3 moments from history that rhyme with this story — and how they unfolded.

1991-1993

IBM's near-death experience and the mainframe's first obituary (1993)

In the early 1990s, the rise of client-server computing led analysts to declare the mainframe dead. IBM posted an $8 billion loss in 1993—then the largest annual loss in American corporate history—and brought in Lou Gerstner as CEO. The company's stock fell roughly 75% from its 1987 peak, and layoffs cut headcount from 405,000 to 220,000.

Then

Gerstner scrapped a plan to break IBM into pieces and instead bet on services and software, pivoting the company away from hardware dependence.

Now

Mainframes didn't die. They evolved into high-throughput transaction processors that became even more deeply embedded in banking and government. IBM rebuilt itself around them, and three decades later mainframe revenue hit a 20-year high.

Why this matters now

The current panic follows the same pattern: a new technology is declared capable of replacing mainframes and their surrounding ecosystem. History suggests the mainframe may adapt rather than disappear—but also that IBM's stock can fall dramatically before the market recognizes that.

1998-2000

Y2K and the rise of Indian IT outsourcing (1998-2000)

The Year 2000 bug required companies worldwide to audit and fix billions of lines of COBOL code before date fields rolled over. American firms couldn't find enough COBOL programmers domestically—the language had already fallen out of university curricula—so they turned to Indian IT companies like Infosys and Tata Consultancy Services, where COBOL was still taught. Indian IT services revenue surged.

Then

The Y2K remediation wave generated enormous revenue for consulting firms and established Indian IT companies as credible enterprise partners.

Now

After Y2K passed, the Indian IT firms pivoted to ongoing legacy maintenance and modernization, building the multi-billion-dollar outsourcing industry that persists today. The same COBOL expertise that powered Y2K fixes became the foundation for decades of modernization consulting.

Why this matters now

The legacy modernization consulting industry was born from a COBOL skills shortage. AI tools now threaten to fill that same skills gap mechanically, potentially disrupting the business model that Indian IT firms and IBM Consulting built on top of Y2K-era relationships.

1975-2012

Kodak and the digital photography disruption (1975-2012)

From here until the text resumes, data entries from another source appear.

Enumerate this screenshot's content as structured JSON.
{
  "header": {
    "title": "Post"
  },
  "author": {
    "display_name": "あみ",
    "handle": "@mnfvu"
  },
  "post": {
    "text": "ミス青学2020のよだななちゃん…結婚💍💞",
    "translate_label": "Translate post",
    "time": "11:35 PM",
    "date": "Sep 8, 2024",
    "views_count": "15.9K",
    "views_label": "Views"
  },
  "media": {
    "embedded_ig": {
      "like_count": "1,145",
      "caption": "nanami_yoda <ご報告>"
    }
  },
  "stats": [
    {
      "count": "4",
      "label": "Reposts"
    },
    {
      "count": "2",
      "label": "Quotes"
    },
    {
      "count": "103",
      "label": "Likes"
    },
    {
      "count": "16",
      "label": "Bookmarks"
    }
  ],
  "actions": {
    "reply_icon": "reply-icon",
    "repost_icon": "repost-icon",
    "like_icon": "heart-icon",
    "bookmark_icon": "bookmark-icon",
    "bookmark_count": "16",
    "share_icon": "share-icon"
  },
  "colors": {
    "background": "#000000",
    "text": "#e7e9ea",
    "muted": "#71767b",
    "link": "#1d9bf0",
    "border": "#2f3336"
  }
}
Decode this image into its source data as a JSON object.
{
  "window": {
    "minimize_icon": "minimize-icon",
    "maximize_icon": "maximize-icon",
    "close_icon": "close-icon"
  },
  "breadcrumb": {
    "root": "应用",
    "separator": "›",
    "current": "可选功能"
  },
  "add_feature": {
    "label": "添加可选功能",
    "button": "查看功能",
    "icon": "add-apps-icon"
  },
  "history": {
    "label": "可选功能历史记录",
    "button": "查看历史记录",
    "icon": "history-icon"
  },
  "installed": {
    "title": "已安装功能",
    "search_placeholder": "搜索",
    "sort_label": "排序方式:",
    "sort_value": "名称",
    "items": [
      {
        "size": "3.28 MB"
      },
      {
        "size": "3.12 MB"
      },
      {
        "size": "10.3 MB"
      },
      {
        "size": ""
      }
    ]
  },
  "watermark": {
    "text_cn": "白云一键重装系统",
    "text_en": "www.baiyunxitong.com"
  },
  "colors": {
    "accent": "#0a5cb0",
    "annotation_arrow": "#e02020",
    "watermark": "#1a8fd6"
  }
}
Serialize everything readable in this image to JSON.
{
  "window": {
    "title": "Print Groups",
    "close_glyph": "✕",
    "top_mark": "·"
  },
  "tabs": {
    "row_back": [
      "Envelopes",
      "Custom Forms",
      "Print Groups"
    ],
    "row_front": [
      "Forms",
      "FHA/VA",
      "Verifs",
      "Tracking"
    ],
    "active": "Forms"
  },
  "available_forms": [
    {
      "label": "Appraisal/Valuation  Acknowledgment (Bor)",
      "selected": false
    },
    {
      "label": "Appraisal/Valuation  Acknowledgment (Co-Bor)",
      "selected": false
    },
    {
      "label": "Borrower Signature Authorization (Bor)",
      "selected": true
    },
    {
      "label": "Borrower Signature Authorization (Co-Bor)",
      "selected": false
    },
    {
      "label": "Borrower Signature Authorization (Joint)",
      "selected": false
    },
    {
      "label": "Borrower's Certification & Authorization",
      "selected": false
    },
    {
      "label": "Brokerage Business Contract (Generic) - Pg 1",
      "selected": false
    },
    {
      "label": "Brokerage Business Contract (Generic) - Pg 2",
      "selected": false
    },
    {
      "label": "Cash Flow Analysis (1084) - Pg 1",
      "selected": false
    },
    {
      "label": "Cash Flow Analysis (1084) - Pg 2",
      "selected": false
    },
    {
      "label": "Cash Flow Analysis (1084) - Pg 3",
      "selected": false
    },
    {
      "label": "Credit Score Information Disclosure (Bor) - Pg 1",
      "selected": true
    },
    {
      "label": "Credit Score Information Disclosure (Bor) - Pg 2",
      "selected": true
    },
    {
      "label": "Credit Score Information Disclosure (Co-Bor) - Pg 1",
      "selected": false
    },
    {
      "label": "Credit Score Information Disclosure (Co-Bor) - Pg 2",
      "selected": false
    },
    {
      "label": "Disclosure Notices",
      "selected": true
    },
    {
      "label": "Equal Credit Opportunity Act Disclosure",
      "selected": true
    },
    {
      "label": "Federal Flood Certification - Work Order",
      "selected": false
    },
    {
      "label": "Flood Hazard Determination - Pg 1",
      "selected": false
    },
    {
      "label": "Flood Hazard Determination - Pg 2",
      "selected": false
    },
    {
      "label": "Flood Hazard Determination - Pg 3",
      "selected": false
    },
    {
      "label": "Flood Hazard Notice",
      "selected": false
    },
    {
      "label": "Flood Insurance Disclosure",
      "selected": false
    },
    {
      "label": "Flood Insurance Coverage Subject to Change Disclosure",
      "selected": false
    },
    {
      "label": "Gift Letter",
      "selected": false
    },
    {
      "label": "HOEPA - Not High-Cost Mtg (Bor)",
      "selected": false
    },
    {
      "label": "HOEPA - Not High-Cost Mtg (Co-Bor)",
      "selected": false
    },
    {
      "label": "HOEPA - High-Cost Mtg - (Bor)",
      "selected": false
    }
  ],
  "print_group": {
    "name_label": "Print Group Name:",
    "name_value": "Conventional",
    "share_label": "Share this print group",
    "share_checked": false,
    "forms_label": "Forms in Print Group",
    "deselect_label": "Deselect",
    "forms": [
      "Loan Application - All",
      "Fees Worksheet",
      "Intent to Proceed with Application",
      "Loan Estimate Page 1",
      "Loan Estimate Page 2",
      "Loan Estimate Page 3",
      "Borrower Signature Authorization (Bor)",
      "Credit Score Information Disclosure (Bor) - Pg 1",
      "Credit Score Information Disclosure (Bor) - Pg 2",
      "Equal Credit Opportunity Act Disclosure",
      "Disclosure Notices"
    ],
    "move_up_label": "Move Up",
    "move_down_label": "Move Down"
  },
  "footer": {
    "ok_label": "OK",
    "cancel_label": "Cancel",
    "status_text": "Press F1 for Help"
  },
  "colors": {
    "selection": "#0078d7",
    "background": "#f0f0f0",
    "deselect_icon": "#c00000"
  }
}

Eastman Kodak invented the digital camera in 1975 but chose to suppress it to protect its film and processing business, which generated enormous margins. By the time Kodak attempted a digital pivot in the early 2000s, Sony and Canon had seized the market. Kodak's market capitalization fell from $31 billion at its 1997 peak to bankruptcy in 2012.

Then

Kodak tried several strategies to compete in digital, including online photo sharing and digital camera lines, but couldn't replace the profit margins that film had provided.

Now

Kodak became the canonical example of an incumbent destroyed by a technology it invented but couldn't adopt without cannibalizing its core business.

Why this matters now

IBM finds itself in a structurally similar position: it launched its own AI modernization tool (watsonx Code Assistant for Z) in 2023, but fully automating COBOL modernization could undermine the consulting revenue that depends on the process being slow and labor-intensive. The question is whether IBM can deploy AI to modernize its own business model faster than outside competitors.